11 その土竜、ダンジョンで仕事をする

 晴菜たちのライブの5日後、伸忠はフェリと一緒にダンジョンに潜っていた。


 彼女たちがステージに戻った後は、


「ステージ、見ていかないの?」


「特別席を用意するわ。何だったら、舞台袖からでもいいわよ」


 引き留める薫子の誘いを断り、帰宅した。ライブを楽しめるだけの体力の余裕に自信が無かったから。


 ……表向きの理由だ。本音は、晴菜に会えば、アイドルとファンの線引きが曖昧になって、良くないと考えたから。
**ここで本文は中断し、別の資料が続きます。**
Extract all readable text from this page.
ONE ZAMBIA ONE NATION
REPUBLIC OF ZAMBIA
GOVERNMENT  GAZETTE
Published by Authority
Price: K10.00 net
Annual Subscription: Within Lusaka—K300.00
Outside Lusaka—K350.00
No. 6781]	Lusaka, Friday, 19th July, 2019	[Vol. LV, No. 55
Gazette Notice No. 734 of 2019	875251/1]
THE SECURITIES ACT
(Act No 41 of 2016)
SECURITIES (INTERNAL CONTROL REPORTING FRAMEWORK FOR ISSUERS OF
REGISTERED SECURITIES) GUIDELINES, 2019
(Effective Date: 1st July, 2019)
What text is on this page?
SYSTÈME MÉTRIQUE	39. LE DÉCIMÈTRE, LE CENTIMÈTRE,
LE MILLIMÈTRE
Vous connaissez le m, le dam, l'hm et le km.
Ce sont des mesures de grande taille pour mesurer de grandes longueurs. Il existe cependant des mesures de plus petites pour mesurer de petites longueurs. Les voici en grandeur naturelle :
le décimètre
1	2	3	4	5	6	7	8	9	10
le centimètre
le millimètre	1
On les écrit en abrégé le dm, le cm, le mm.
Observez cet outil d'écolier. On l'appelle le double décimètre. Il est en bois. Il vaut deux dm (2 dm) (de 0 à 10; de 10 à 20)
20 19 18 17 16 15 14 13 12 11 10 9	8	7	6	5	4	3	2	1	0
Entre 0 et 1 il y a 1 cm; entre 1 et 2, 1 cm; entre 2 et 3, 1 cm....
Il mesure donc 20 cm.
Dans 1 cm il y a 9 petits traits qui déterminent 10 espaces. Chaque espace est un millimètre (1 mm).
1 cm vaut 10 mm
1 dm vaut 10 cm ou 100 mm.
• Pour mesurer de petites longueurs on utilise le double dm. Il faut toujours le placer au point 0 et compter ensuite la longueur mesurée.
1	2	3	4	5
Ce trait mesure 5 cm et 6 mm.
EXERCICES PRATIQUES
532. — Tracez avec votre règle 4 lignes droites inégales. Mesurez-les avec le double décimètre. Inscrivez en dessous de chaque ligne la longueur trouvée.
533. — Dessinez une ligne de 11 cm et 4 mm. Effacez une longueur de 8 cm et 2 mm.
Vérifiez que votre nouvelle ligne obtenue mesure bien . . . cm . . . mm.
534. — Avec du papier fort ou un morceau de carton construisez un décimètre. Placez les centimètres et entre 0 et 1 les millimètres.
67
 ――そうするべきだ。晴菜ちゃんの未来を邪魔しないためにも。


 心の奥底にかすかに浮かんだ別の本当の思いは、さらに奥深くに沈ませる。


 それに表向きの理由も嘘ではない。実際、ライブ会場を出てから身体はだるくなり、帰宅した後、熱を計れば39度。翌日は丸一日寝込んでいた。


真嗣 : 元気か?

真嗣 : 晴菜がお前と折角会えたのに

真嗣 : ほとんど話せなかったって

真嗣 : 不貞腐れているゾ


 真嗣からもメッセージが届いていたが、「悪かった」としか返せなかった。


 熱が冷めた後は、体力の回復に努めながら、「スターライトセレナーデ」の配信番組を見たり、ダンジョン内で使う道具の手入れをしたりしていた。


 そして、今回の探索は第2層。


「よし! チェック終了」


 メンテナンスのチェック作業を終えて、この作業専用のタブレット端末に入力する。それから、足元に置いていた交換済みのカートリッジを前回使ったのより小型のホイール運搬車に積み込むと、今日使っている得物の槍を抱え直す。
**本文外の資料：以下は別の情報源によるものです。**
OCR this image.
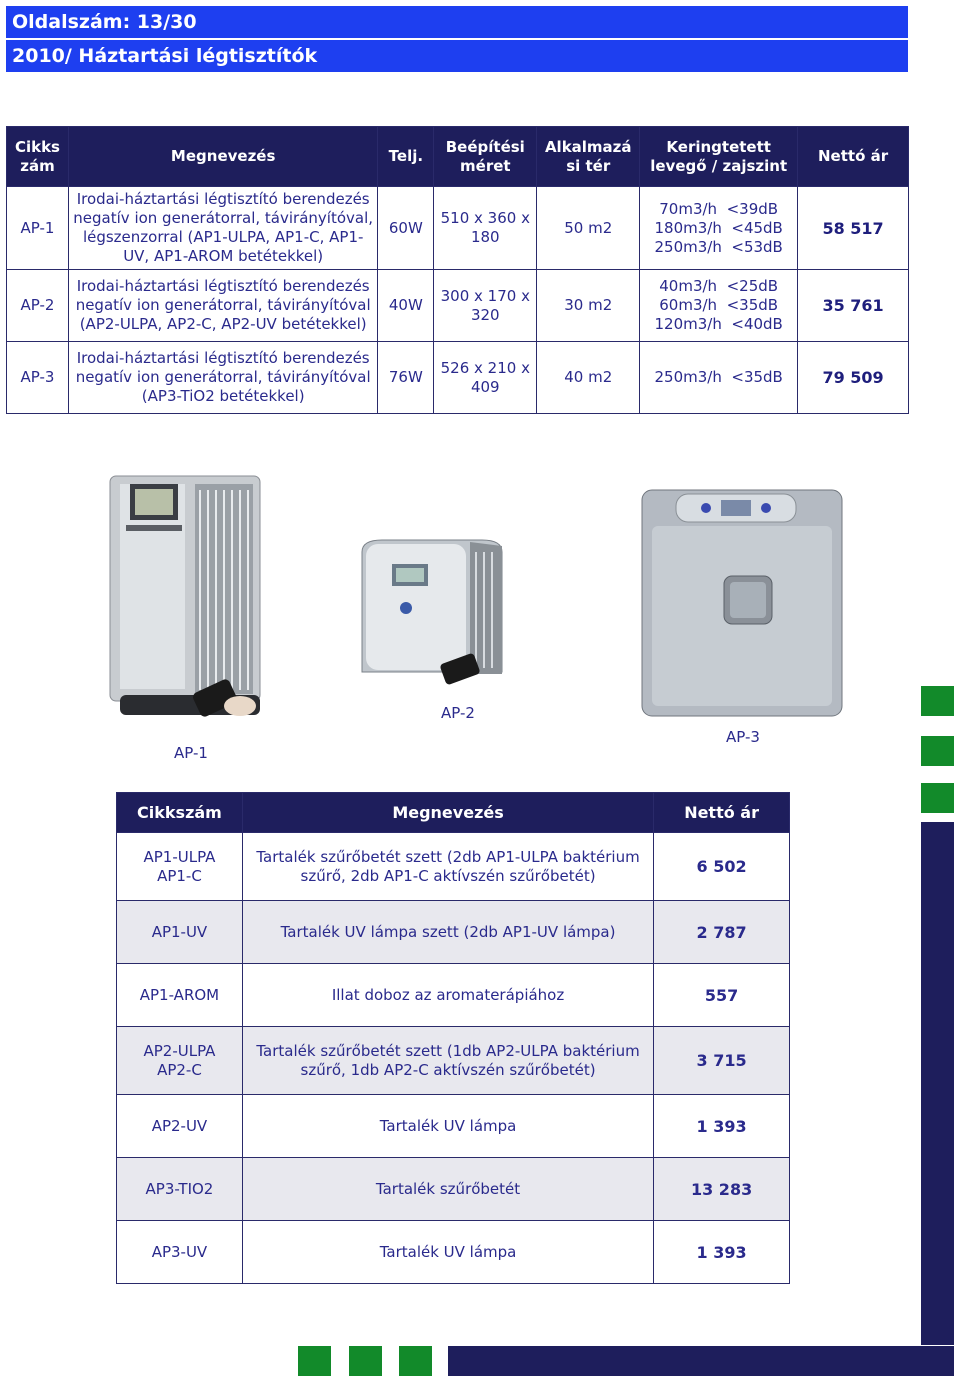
Oldalszám: 13/30
2010/ Háztartási légtisztítók
Cikks
zám	Megnevezés	Telj.	Beépítési
méret	Alkalmazá
si tér	Keringtetett
levegő / zajszint	Nettó ár
AP-1	Irodai-háztartási légtisztító berendezés
negatív ion generátorral, távirányítóval,
légszenzorral (AP1-ULPA, AP1-C, AP1-
UV, AP1-AROM betétekkel)	60W	510 x 360 x
180	50 m2	70m3/h  <39dB
180m3/h  <45dB
250m3/h  <53dB	58 517
AP-2	Irodai-háztartási légtisztító berendezés
negatív ion generátorral, távirányítóval
(AP2-ULPA, AP2-C, AP2-UV betétekkel)	40W	300 x 170 x
320	30 m2	40m3/h  <25dB
60m3/h  <35dB
120m3/h  <40dB	35 761
AP-3	Irodai-háztartási légtisztító berendezés
negatív ion generátorral, távirányítóval
(AP3-TiO2 betétekkel)	76W	526 x 210 x
409	40 m2	250m3/h  <35dB	79 509
AP-1
AP-2
AP-3
Cikkszám	Megnevezés	Nettó ár
AP1-ULPA
AP1-C	Tartalék szűrőbetét szett (2db AP1-ULPA baktérium
szűrő, 2db AP1-C aktívszén szűrőbetét)	6 502
AP1-UV	Tartalék UV lámpa szett (2db AP1-UV lámpa)	2 787
AP1-AROM	Illat doboz az aromaterápiához	557
AP2-ULPA
AP2-C	Tartalék szűrőbetét szett (1db AP2-ULPA baktérium
szűrő, 1db AP2-C aktívszén szűrőbetét)	3 715
AP2-UV	Tartalék UV lámpa	1 393
AP3-TIO2	Tartalék szűrőbetét	13 283
AP3-UV	Tartalék UV lámpa	1 393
 第2層に出るのは長さ30-50cmの巨大芋虫。種類は様々で、総じて「キャタピラー」の言葉が名前の一部に付いているが、日本では建設機械のイメージが強く、「芋虫」の方が通じる。この芋虫、近寄っても自分からは攻撃してこない。注意点は近くに寄って無造作に切りつけると、噴き出した体液を浴びてしまうこと。それで、槍のように少し離れて攻撃できる得物を使うのがポピュラーな倒し方。それはさておいて。


「さあ、フェリさん。次に行きます」


 退屈そうにあくびをしていたフェリに声を掛けると、伸忠は歩き出す。


 今日のミッションはダンジョン内に設置されている通信基地局の保守点検と魔石製電源カートリッジの交換作業。


 ドローンを使ったダンジョン内の動画配信は、無条件で出来るわけではない。ダンジョン内に設置された基地局によって通信インフラが整えられているから出来ること。


 これらを設置・管理・運営しているのが「ダンジョン生態系研究振興協会」。通称「協会」。発足当初から、知らないことが不安に繋がり、さらには恐怖と排除に繋がると考えて、地道な広報活動を行っている。とりわけ最近は、この通信インフラを使ったダンジョン配信を通じて、ダンジョンと探索者のイメージ改善を図る活動を積極的に行っていた。その甲斐あって、初期のイメージ、ダンジョンの得体の知れなさとモンスターが溢れ出て襲ってくる恐怖、探索者への差別意識に根付いた、モンスターの死体を漁るハイエナ、地下に潜るモグラ、そんなイメージは薄れつつある。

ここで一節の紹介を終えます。